Pekanbaru (ANTARA) - Pengamat kebijakan publik dari Universitas 17 Agustus 1945 (UTA'45) Mego Widi Hakoso menyoroti polemik antara PT Vale Indonesia dengan masyarakat blok Tanamalia harus mengutamakan kepentingan rakyat.
"Kepentingan PT Vale Indonesia ingin melakukan eksplorasi dan pembangunan aset, sedangkan hal itu memiliki konsekuensi merugikan kehidupan sosial ekonomi masyarakat
lokal, khususnya di masyarakat Loeha Raya," kata Mego kepada Antara Riau, di Pekanbaru, Senin.
Ia berpendapat bahwa polemik lokal ini bisa berkembang menjadi persoalan besar hingga pada pemerintah pusat, jika tidak segera menemukan titik terang kedua pihak.
Kemudian ia juga menilai, turut perannya DPRD kepada masyarakat, untuk membela kepentingan rakyat menunjukkan bahwa suprastruktur politik lokal belum bisa secara
mandiri mufakat untuk membela kebutuhan sendiri. Mego menyarankan agar DPRD dan masyarakat lokal harus memperluas tuntutan sampai pada tingkat DPR serta berafliasi kepada partai besar sebagai simbol dari perlawanan.
PT Vale Indonesia Tbk kembali berhadapan dengan penolakan masyarakat terkait aktivitas tambangnya di Blok Tanamalia, Luwu Timur, Sulawesi Selatan. Warga dari komunitas Loeha Raya menghadang fasilitas dan peralatan tambang yang dibawa perusahaan, sebagai bentuk protes terhadap rencana eksploitasi di wilayah tersebut.
Aksi penghadangan ini mencerminkan ketidakselarasan antara kepentingan perusahaan dan aspirasi masyarakat lokal. Warga menilai keberadaan fasilitas tambang tersebut tidak sejalan dengan keinginan mereka dan berpotensi merugikan lingkungan serta mata pencaharian mereka yang bergantung pada alam sekitar.
Hingga kini, konflik belum menemui titik terang. Belum ada kesepakatan antara perusahaan dan masyarakat terkait kelanjutan aktivitas tambang di wilayah tersebut.
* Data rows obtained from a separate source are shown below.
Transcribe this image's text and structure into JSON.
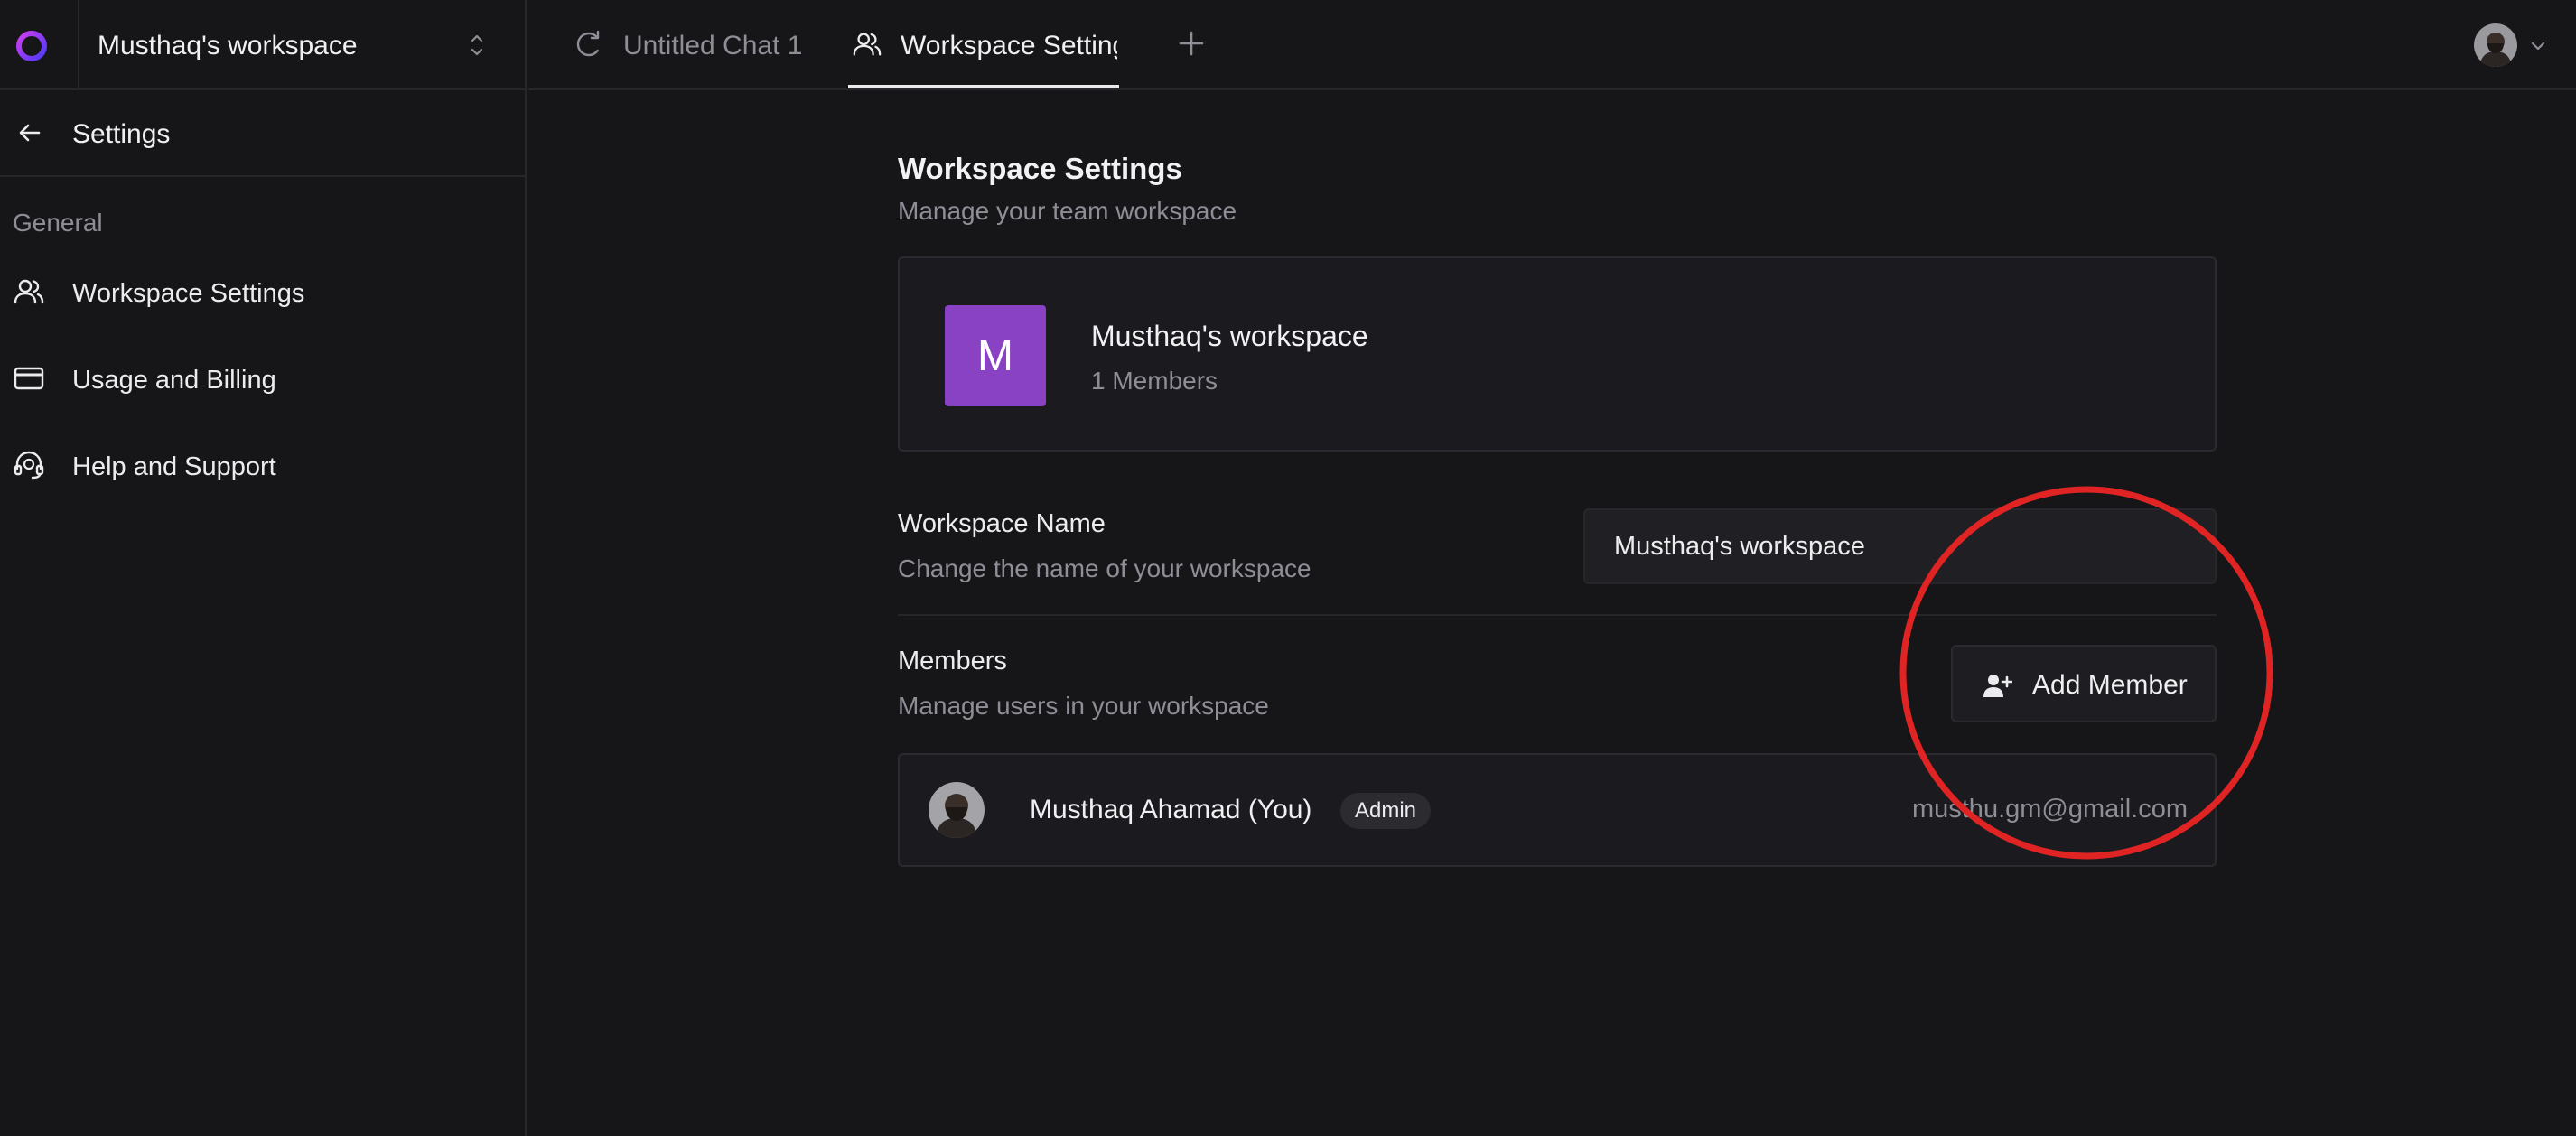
{
  "sidebar": {
    "workspace_name": "Musthaq's workspace",
    "settings_title": "Settings",
    "section_label": "General",
    "items": [
      {
        "label": "Workspace Settings",
        "icon": "users-icon"
      },
      {
        "label": "Usage and Billing",
        "icon": "credit-card-icon"
      },
      {
        "label": "Help and Support",
        "icon": "headset-icon"
      }
    ]
  },
  "tabs": [
    {
      "label": "Untitled Chat 1",
      "icon": "chat-refresh-icon",
      "active": false
    },
    {
      "label": "Workspace Settings",
      "icon": "users-icon",
      "active": true
    }
  ],
  "main": {
    "title": "Workspace Settings",
    "subtitle": "Manage your team workspace",
    "workspace_card": {
      "initial": "M",
      "name": "Musthaq's workspace",
      "members_count": "1 Members",
      "color": "#8a42c4"
    },
    "name_field": {
      "label": "Workspace Name",
      "description": "Change the name of your workspace",
      "value": "Musthaq's workspace"
    },
    "members": {
      "label": "Members",
      "description": "Manage users in your workspace",
      "add_button": "Add Member",
      "list": [
        {
          "name": "Musthaq Ahamad (You)",
          "role": "Admin",
          "email": "musthu.gm@gmail.com"
        }
      ]
    }
  },
  "colors": {
    "background": "#161619",
    "border": "#26262b",
    "muted_text": "#8e8e96",
    "annotation": "#e02424"
  }
}
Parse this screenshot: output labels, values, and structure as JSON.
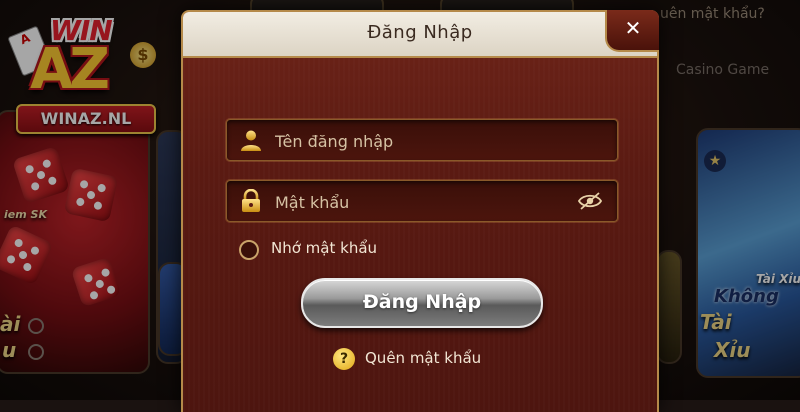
{
  "background": {
    "forgot_hint": "uên mật khẩu?",
    "casino_label": "Casino Game",
    "left_card_text": "ài",
    "left_card_text2": "u",
    "left_card_caption": "iem SK",
    "right_card_title": "Tài Xỉu",
    "right_card_subtitle": "Không",
    "right_card_text1": "Tài",
    "right_card_text2": "Xỉu"
  },
  "logo": {
    "win": "WIN",
    "az": "AZ",
    "domain": "WINAZ.NL"
  },
  "dialog": {
    "title": "Đăng Nhập",
    "close_symbol": "✕",
    "username_placeholder": "Tên đăng nhập",
    "password_placeholder": "Mật khẩu",
    "remember_label": "Nhớ mật khẩu",
    "login_button": "Đăng Nhập",
    "help_symbol": "?",
    "forgot_label": "Quên mật khẩu"
  },
  "icons": {
    "user": "user-icon",
    "lock": "lock-icon",
    "eye": "eye-slash-icon",
    "close": "close-icon",
    "help": "question-icon"
  },
  "colors": {
    "dialog_bg": "#5a1a12",
    "accent_gold": "#b58a4a",
    "header_bg": "#f2ede3",
    "text_light": "#f2e6d4"
  }
}
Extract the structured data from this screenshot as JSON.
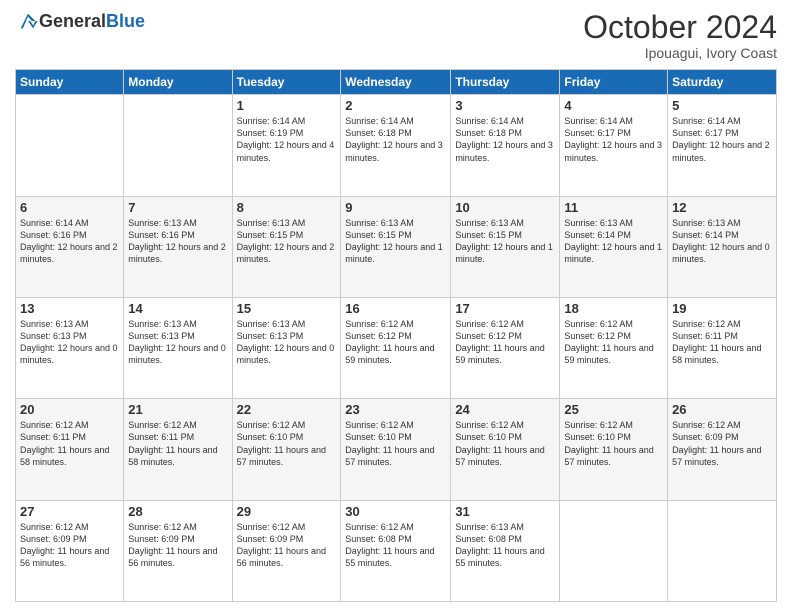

Situasi ini dikhawatirkan dapat memicu eskalasi jika tidak segera diselesaikan melalui dialog yang konstruktif.
PT Vale Indonesia sendiri belum memberikan pernyataan resmi terkait aksi penolakan ini. Sementara itu, masyarakat Loeha Raya terus bersikeras mempertahankan hak mereka atas tanah yang dianggap sebagai ruang hidup bersama.
Polemik ini menambah daftar panjang sengketa lahan antara perusahaan tambang dan masyarakat lokal di Indonesia. Ke depan, diperlukan pendekatan yang lebih inklusif serta dialog yang melibatkan berbagai pihak guna menemukan solusi yang adil bagi semua.